Bill Clinton has had a lot of opportunities to think about race. He might have thought about the centrality of race to prejudice in US society when his “tough on crime” stance saw him introduce the 1994 crime bill. When this bill supported a burgeoning prison-industrial complex that disproportionately incarcerates African Americans, often for non-violent and petty crimes, he might have stopped to think about race.
He might also have listened to the NAACP and African American activists when they warned that the 100:1 sentencing disparity between powder and crack cocaine disproportionately impacts upon African Americans. It was a golden opportunity. However, despite a plethora of evidence, he did not.
Or, when his economic policies saw the unemployment rate of non-university educated African American males reach 42 percent, he might have stopped to think about the shocking correlation between race and rates of employment. He might also have thought about the way his attacks on welfare would disproportionately affect Black and Latino communities – but he didn’t.
To deny race – to state blithely that “we are all mixed race” and therefore seen as and treated as equals – is to be complicit in the maintenance of the racial hierarchies that operate at all levels of US society.
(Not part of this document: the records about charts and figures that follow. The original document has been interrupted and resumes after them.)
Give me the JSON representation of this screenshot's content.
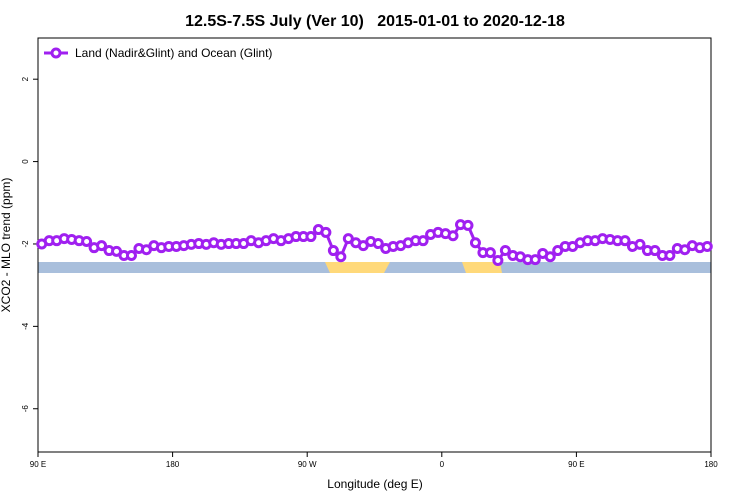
{
  "chart_data": {
    "type": "line",
    "title": "12.5S-7.5S July (Ver 10)   2015-01-01 to 2020-12-18",
    "x_label": "Longitude (deg E)",
    "y_label": "XCO2 - MLO trend (ppm)",
    "xlim": [
      90,
      540
    ],
    "ylim": [
      -7.05,
      3
    ],
    "xticks": [
      {
        "value": 90,
        "label": "90 E"
      },
      {
        "value": 180,
        "label": "180"
      },
      {
        "value": 270,
        "label": "90 W"
      },
      {
        "value": 360,
        "label": "0"
      },
      {
        "value": 450,
        "label": "90 E"
      },
      {
        "value": 540,
        "label": "180"
      }
    ],
    "yticks": [
      -6,
      -4,
      -2,
      0,
      2
    ],
    "legend": "top-left",
    "x": [
      92.5,
      97.5,
      102.5,
      107.5,
      112.5,
      117.5,
      122.5,
      127.5,
      132.5,
      137.5,
      142.5,
      147.5,
      152.5,
      157.5,
      162.5,
      167.5,
      172.5,
      177.5,
      182.5,
      187.5,
      192.5,
      197.5,
      202.5,
      207.5,
      212.5,
      217.5,
      222.5,
      227.5,
      232.5,
      237.5,
      242.5,
      247.5,
      252.5,
      257.5,
      262.5,
      267.5,
      272.5,
      277.5,
      282.5,
      287.5,
      292.5,
      297.5,
      302.5,
      307.5,
      312.5,
      317.5,
      322.5,
      327.5,
      332.5,
      337.5,
      342.5,
      347.5,
      352.5,
      357.5,
      362.5,
      367.5,
      372.5,
      377.5,
      382.5,
      387.5,
      392.5,
      397.5,
      402.5,
      407.5,
      412.5,
      417.5,
      422.5,
      427.5,
      432.5,
      437.5,
      442.5,
      447.5,
      452.5,
      457.5,
      462.5,
      467.5,
      472.5,
      477.5,
      482.5,
      487.5,
      492.5,
      497.5,
      502.5,
      507.5,
      512.5,
      517.5,
      522.5,
      527.5,
      532.5,
      537.5
    ],
    "series": [
      {
        "name": "Land (Nadir&Glint) and Ocean (Glint)",
        "color": "#a020f0",
        "values": [
          -2.0,
          -1.92,
          -1.92,
          -1.87,
          -1.89,
          -1.92,
          -1.94,
          -2.09,
          -2.04,
          -2.16,
          -2.18,
          -2.28,
          -2.28,
          -2.11,
          -2.14,
          -2.04,
          -2.09,
          -2.06,
          -2.06,
          -2.04,
          -2.01,
          -1.99,
          -2.01,
          -1.97,
          -2.01,
          -1.99,
          -1.99,
          -1.99,
          -1.92,
          -1.97,
          -1.92,
          -1.87,
          -1.92,
          -1.87,
          -1.82,
          -1.82,
          -1.82,
          -1.65,
          -1.72,
          -2.16,
          -2.31,
          -1.87,
          -1.97,
          -2.04,
          -1.94,
          -1.99,
          -2.11,
          -2.06,
          -2.04,
          -1.97,
          -1.92,
          -1.92,
          -1.77,
          -1.72,
          -1.75,
          -1.8,
          -1.53,
          -1.55,
          -1.97,
          -2.21,
          -2.21,
          -2.4,
          -2.16,
          -2.28,
          -2.31,
          -2.38,
          -2.38,
          -2.23,
          -2.31,
          -2.16,
          -2.06,
          -2.06,
          -1.97,
          -1.92,
          -1.92,
          -1.87,
          -1.89,
          -1.92,
          -1.92,
          -2.06,
          -2.01,
          -2.16,
          -2.16,
          -2.28,
          -2.28,
          -2.11,
          -2.14,
          -2.04,
          -2.09,
          -2.06
        ]
      }
    ]
  }
}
These racial hierarchies provide immeasurable advantages to white Americans like Bill Clinton.
It is unsurprising, then, that he might want to draw upon the kind of “colour-blind” ideas that let white people get away with ignoring what happens to others.
Of course, Bill Clinton is not alone in his line of thought. Just last week at the Berlin film festival, Meryl Streep caused controversy when she argued that “we’re all Africans, really” when asked about diversity in the film industry. These comments come in the wake of a number of high-profile black stars boycotting the Oscars.
While two consecutive years of all-white nominations indicates a considerable problem with the industry, Streep’s comments undermine and delegitimise black voices asking to put race higher up the agenda.
Bill Clinton’s administration maintained and perpetuated racial inequality. Hillary Clinton – who advocated for the controversial 1994 crime bill now so widely criticised – can only be assumed to care as little as her husband did.
On the other side, Bernie Sanders is a candidate is not afraid to say that Black Lives Matter. This demonstrates that, at the very least, he’s prepared to face up to the reality of race in modern America – explaining endorsements from the likes of Cornel West, Erica Garner and Killer Mike.
For meaningful change, America must face up to the racist underpinnings of its present, as well as its past.
And most importantly, these underpinnings must not characterise its future. Admitting you have a problem is the beginning of the solution – which is why claiming that we’re all mixed race in times of racial conflict is a terrible place to start.